Summer is meant to be enjoyed, not seen through a window.

The telly, the boob tube, the idiot box. Call it what you will, it’s consumed way too much of my time in recent months.

I’m ashamed to admit that, lately, entire evenings that would have been better spent walking in a park or with my nose buried in a book have somehow melted away in what feels like minutes.

Despite the recent stretch of beautiful weather, between the TV and my laptop, I confess I often find it next to impossible to pull my gaze from the magnetism of a glowing screen.

It’s sheer laziness, and not at all conducive to good health — I recognize this.

The worst part is, it’s not at all how my brother and I were raised.

Growing up in Port Hardy and Pouce Coupe (near Dawson Creek) we certainly didn’t spend hours sitting, slack-jawed and glassy-eyed, in front of the TV.

We were too busy running around in the woods behind our house, building ‘log cabins’ that never actually made it past our knees, and racing down homemade ziplines which, in hindsight, probably weren’t the safest. But then safety wasn’t our chief concern, with the wind whipping our shaggy 1970s hair-dos in our faces.

In Port Hardy, especially, there were regular neighbourhood games of kick-the-can, road hockey matches and long afternoons spent combing the beach for whatever new treasure the tide had washed ashore.

And if there was somewhere we wanted to go, we usually got there under our own steam, on bicycles with tires that barely had time to cool off between rides.

Today, the great outdoors has far more to compete with than it did when we were kids.

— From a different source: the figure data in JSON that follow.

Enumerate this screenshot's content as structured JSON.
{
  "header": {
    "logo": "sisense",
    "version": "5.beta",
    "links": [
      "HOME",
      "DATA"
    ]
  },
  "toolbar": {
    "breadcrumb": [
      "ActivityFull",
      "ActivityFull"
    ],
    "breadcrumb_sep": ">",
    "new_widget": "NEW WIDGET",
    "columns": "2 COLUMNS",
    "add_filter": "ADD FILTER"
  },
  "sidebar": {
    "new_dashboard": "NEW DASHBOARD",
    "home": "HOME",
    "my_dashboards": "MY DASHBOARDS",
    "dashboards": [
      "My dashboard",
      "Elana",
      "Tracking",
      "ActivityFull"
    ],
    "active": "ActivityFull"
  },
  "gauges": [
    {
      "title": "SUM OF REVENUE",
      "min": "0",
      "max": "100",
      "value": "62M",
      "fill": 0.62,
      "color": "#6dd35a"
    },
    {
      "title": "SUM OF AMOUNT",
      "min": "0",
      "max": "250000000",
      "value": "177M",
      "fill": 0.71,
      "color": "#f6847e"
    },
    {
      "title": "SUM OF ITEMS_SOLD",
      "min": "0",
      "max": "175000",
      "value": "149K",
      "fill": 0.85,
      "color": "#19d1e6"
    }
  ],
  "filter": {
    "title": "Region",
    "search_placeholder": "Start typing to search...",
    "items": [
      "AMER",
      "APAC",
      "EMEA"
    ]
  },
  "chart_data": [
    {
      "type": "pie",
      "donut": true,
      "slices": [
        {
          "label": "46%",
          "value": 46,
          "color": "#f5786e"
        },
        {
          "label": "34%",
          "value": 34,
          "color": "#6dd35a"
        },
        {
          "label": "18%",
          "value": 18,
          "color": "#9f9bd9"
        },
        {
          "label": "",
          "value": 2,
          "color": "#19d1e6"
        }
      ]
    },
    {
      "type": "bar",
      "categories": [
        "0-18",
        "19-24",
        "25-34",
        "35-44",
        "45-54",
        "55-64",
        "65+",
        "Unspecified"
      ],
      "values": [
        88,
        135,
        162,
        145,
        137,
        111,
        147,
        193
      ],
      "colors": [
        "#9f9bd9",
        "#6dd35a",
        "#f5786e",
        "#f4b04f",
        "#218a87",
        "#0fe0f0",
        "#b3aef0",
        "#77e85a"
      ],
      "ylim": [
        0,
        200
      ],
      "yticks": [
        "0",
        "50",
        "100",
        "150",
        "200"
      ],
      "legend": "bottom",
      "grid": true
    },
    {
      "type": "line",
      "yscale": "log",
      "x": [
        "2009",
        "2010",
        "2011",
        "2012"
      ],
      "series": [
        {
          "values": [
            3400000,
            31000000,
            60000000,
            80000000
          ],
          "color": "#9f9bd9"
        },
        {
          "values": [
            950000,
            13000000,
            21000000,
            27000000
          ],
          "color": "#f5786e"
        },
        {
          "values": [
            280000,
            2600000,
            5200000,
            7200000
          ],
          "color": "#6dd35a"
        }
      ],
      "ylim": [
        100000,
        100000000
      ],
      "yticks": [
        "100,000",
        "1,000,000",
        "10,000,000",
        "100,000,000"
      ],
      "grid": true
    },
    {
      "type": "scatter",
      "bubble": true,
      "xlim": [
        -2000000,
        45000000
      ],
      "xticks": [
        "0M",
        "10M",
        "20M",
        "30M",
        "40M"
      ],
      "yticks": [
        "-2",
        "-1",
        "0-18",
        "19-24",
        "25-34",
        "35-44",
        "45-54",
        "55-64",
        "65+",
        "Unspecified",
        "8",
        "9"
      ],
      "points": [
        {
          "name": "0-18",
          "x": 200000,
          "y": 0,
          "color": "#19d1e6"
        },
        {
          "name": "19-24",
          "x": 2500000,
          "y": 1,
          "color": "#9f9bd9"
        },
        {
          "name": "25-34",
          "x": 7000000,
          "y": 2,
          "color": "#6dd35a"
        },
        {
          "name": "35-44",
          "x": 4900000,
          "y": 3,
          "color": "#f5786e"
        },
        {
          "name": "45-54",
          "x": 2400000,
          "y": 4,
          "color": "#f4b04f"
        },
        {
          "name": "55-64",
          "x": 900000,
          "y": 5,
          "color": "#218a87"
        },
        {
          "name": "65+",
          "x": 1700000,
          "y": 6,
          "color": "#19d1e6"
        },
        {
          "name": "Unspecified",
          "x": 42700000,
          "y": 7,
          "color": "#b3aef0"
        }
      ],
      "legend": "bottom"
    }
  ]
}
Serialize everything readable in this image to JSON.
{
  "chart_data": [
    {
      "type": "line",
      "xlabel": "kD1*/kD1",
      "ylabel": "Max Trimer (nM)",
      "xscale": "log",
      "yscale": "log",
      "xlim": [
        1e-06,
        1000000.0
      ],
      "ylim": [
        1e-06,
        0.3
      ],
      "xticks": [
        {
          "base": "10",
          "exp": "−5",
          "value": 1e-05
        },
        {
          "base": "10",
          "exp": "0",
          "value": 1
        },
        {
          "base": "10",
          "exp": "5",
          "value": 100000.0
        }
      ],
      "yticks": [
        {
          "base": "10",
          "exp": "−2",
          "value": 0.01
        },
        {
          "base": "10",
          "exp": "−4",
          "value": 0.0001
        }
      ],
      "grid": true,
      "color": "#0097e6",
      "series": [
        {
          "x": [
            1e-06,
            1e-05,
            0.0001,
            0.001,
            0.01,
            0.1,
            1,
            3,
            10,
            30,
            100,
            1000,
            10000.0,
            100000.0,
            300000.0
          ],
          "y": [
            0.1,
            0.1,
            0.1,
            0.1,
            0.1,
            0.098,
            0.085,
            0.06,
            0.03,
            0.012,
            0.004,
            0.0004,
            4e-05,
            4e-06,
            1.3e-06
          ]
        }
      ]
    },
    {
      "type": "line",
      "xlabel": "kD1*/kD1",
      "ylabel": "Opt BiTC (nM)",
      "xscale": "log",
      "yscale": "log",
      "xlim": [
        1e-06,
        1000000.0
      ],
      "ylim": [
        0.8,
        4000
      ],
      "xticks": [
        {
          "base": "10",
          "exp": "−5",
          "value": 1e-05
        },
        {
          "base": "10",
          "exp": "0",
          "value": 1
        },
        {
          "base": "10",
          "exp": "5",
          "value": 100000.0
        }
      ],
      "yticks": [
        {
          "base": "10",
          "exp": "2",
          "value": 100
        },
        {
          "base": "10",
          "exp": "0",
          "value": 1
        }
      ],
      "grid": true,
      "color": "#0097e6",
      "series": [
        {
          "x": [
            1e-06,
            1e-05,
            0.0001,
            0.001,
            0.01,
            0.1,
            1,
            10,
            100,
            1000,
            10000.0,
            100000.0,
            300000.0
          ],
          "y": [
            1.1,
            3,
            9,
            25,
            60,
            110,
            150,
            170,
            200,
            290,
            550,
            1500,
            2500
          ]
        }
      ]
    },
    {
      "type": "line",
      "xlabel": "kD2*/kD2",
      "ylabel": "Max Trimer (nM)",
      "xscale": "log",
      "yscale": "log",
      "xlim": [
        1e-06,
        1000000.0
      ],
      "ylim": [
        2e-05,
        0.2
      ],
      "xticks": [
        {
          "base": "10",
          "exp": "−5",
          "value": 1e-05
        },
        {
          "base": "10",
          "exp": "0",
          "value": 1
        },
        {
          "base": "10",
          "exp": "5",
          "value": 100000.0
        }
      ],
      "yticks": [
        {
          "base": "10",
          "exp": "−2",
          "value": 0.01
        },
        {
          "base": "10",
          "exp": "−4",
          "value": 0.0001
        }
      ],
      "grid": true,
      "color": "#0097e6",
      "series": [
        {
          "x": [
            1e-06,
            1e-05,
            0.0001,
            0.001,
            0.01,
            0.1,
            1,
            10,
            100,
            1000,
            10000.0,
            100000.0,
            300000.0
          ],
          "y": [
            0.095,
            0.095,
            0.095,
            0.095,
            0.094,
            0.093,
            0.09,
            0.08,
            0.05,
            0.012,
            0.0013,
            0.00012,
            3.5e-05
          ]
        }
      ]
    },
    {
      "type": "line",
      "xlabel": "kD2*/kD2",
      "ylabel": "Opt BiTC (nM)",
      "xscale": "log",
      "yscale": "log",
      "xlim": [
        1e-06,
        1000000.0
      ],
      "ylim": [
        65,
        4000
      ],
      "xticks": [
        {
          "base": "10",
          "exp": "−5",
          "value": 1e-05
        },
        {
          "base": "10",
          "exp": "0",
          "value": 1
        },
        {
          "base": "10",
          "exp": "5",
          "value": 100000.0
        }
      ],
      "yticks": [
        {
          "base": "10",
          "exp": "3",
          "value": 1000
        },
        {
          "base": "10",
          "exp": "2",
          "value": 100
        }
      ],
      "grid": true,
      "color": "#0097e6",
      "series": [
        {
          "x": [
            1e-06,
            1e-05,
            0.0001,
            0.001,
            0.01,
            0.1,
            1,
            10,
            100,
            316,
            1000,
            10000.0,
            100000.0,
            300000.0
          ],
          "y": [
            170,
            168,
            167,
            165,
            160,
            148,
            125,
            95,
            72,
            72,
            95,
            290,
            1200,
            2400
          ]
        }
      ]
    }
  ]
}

Television on northern Vancouver Island in the ’70s offered the CBC and, after a certain point, a test pattern.

In the ’80s our world expanded exponentially, with the introduction of cable and the awesomeness that was MTV. And, of course, programming now goes round the clock on 200 channels.

Add to that online gaming, smartphones, and tablets, and today’s kids stand a slim chance of enjoying an active childhood.

Forty years ago, ParticipACTION was already telling us — on television, where else? — that the average 30-year-old Canadian was in worse shape than a 60-year-old Swede. It’s scary to think how we’d stand up to that test today.

Perhaps it’s time to put down the remote and walk away.

Five kilometres or so should do the trick.